Dalam penelitian ini, peningkatan yang signifikan dalam gejala CRS di kelompok anak
itu diperoleh setelah adenotonsilektomi. Temuan klinis tersebut membaik pada hampir semua
pasien dengan penebalan mukosa bilateral sinus maksilaris, yang dideteksi oleh rontgen posisi
Waters, menghilang pada 72,5% pasien. Penulis percaya bahwa Hasil positif penelitian ini
terkait dengan konsep yang benar-benar menghapus kompleks menular (adenotonsils) lebih
unggul dengan pemberian antibiotik.

Kesimpulan

Hasil penelitian ini menunjukkan bahwa adenotonsillectomy meningkatkan pengobatan


proses CRS anak.

Penghargaan

Karya ini dihasilkan dengan bantuan semua staf THT departemen di Rumah Sakit besar di
Hamedan. AKU Menghargai bantuan mereka. Penulis memiliki tidak ada konflik kepentingan
untuk melaporkan.
REFERENSI

1. Nira AG, Micheal GS, David LW, Maureen TH, Edward MW. Quality of life after
tonsillectomy in children with recurrent tonsillitis. Otolaryngol Head Neck Surg 2008;
138: 9-16.
2. Behnoud F, Torabian S. Quality of life in under 14-year old children after
adenotonsillectomy. Iranian journal of Otorhinolaryngology 2010; 22: 137-44.
3. Rudnick EF, Mitchell RB. Long-term improvements in quality-of-life after surgical
therapy for pediatric 73inunasal disease. Otolaryngol Head Neck Surg 2007; 137: 873-
7.
4. Hsueh-Hsin H, Ta-Jen L, Chi-Che H, Po-Hung C, Shiang-Fu H. Non-sinusitis-related
rhinogenous headache. Am J Otolaryngol Head Neck Med Surg 2008; 29: 326-32.
5. Criddle MW, Stinson A, Savliwala M, Coticchia J. Pediatric chronic rhinosinusitis: a
retrospective review. Am J Otolaryngol 2008; 29(6): 372-8.
6. Kwang SS, Seok HC, Kyung RK. The role of adenoids in pediatric rhinosnusitis. Int J
Pediatric Otorhinolaryngol 2008; 72: 1643-50.
7. Adappa ND, Coticchia JM. Management of refractory chronic rhinosinusitis in
children. Am J Otolaryngol 2006; 27(6): 384-9.
8. Zuliani G, Carron M, Gurrola J, Coleman C, Haupert M, Berk R, et al.
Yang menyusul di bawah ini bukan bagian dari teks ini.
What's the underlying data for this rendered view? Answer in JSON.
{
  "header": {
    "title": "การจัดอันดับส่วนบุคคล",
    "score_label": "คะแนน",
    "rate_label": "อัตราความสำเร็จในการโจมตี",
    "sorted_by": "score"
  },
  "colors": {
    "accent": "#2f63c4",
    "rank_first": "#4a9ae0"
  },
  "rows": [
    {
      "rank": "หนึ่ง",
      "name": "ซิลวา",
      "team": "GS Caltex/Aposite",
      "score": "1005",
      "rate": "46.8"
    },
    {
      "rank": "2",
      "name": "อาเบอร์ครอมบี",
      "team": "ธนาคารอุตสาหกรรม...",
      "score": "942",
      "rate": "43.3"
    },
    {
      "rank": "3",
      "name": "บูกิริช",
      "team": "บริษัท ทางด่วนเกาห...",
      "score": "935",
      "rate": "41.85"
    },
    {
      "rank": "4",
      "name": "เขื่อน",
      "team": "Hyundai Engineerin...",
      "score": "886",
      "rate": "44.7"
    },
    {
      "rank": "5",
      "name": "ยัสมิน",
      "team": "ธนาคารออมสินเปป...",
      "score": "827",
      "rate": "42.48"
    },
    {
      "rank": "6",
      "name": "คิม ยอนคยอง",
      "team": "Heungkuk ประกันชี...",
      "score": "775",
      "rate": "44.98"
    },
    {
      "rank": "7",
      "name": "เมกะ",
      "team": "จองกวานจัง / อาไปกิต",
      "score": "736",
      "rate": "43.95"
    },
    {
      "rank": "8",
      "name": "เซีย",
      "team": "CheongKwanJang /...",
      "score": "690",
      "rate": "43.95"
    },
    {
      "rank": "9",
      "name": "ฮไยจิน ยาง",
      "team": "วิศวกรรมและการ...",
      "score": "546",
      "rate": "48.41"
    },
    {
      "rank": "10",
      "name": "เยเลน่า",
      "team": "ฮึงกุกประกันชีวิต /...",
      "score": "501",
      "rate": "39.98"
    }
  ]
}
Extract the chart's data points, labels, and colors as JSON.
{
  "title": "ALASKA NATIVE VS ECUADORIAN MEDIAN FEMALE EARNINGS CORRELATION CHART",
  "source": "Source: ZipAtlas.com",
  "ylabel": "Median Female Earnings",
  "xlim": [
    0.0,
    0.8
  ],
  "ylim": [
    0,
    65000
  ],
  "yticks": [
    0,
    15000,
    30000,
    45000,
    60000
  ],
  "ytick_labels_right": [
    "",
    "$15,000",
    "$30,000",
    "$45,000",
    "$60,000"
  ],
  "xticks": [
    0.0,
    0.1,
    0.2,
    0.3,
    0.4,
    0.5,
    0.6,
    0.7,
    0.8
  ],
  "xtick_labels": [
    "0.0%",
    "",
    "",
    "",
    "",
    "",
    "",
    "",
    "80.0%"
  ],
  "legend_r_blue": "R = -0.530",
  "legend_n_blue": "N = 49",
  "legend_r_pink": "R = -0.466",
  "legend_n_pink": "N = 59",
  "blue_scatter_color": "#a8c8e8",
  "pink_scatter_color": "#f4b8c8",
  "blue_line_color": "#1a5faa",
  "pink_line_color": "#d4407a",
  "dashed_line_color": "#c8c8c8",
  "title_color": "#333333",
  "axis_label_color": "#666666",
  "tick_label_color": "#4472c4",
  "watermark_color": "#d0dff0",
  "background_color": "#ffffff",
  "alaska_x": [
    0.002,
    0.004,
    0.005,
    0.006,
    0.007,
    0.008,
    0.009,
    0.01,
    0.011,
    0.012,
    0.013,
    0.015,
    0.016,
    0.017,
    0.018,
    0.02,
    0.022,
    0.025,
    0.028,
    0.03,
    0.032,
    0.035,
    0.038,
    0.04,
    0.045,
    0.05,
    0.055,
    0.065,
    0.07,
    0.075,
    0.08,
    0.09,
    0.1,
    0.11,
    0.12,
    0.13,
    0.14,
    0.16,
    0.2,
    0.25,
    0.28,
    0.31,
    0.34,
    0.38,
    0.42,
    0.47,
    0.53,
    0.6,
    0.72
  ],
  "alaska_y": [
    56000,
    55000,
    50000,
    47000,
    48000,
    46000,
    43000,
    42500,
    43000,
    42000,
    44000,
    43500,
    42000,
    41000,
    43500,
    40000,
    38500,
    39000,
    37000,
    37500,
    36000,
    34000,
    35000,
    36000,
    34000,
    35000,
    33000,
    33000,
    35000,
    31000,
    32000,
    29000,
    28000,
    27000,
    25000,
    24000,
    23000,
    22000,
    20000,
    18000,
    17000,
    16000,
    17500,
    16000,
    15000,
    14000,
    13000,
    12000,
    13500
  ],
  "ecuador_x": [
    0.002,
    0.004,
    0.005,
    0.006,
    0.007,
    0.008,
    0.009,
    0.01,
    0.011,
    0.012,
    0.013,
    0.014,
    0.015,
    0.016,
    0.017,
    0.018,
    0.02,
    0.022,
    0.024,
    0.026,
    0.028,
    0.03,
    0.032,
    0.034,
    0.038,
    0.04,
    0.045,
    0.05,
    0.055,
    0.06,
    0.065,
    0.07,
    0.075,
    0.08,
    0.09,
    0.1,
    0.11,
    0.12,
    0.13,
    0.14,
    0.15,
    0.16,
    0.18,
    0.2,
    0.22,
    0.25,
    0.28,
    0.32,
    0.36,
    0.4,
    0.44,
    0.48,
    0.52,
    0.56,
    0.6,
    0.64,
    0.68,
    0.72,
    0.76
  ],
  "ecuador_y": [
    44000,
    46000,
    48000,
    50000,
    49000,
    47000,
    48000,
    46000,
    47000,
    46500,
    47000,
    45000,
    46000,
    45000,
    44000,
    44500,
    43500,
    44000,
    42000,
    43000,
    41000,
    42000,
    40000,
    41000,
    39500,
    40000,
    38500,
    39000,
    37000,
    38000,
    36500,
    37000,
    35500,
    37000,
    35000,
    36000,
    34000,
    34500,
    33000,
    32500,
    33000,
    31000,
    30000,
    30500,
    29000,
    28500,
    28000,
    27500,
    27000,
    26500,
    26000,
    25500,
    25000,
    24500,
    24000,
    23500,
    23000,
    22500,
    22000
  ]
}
Identification
of adenoid biofilms in chronic rhinosinusitis. Int J Pediatr Otorhinolaryngol
2006;70:1613-7
9. Brietzke SE, Brigger MT. Adenoidectomy outcomes in pediatric rhinosinusitis: A
meta-Analysis. Int J Pediatr Otorhinolaryngol 2008; 72: 1541-5.
10. Steven ES, Daniel SS, Ken K, Lawrence WC. Trends in the management of pediatric
chronic sinusitis: Survey of the American society of pediatric otolaryngology.
Larngoscope 2005; 115:78-80.
11. Naeimi M, Abdali N. [Endoscopic and imaging prevalence of nasal mucosal contact
point and association between contact point and sinunasal symptoms]. Medical journal
of Ahwaz Jondishapur University 2009; 8(1): 117-53. (Persian)
12. James C, Giancarlo Z, MichealC, Jose GH, Micheal H, Richard B. Biofilm surface area
in the pediatric nasopharynx. Arch otolaryngol Head neck Surg. 2007; 133: 110-4.
13. Ramadan H. Surgical management of chronic sinusitis in children. Laryngoscope 2004;
114: 2103-9.
14. Ramadan H. Adenoidectomy vs endoscopic sinus surgery for the treatment of pediatric
sinusitis. Arch Otolaryngol Head Neck Surg 1999; 125: 1208-11.
15. Zhou B, Wang S, Li L, Shi X. [Evaluation of the medical and surgical treatment of
pediatric chronic rhinosinusitis]. Lin Chung Er Bi Yan Hou Tou Jing Wai Ke Za Zhi
2011; 25(5): 213-6.(Chinese)
16. Brietzke SE, Brigger MT. Adenoidectomy outcomes in pediatric rhinosinusitis: A
meta-analysis. Int J Pediatr Otorhinolaryngol 2008; 72(10): 1541-5.
17. Price DL, Orvidas LJ, Weaver AL, Farmer SA. Efficacy of adenoidectomy in the
treatment of nasal and middle ear symptoms in children with Down syndrome. Int J
Pediatr Otorhinolaryngol 2004; 68: 7-13.
Tujuan jangka pendek dari tonsilektomi pada pasien dewasa dengan faringitis
berulang: uji coba terkontrol secara acak

Latar Belakang: Keterbatasan bukti yang ada terhadap manfaat tonsilektomi pada pasien
dewasa. Kami berusaha untuk menentukan keberhasilan jangka pendek tonsilektomi untuk
faringitis yang berulang pada orang dewasa.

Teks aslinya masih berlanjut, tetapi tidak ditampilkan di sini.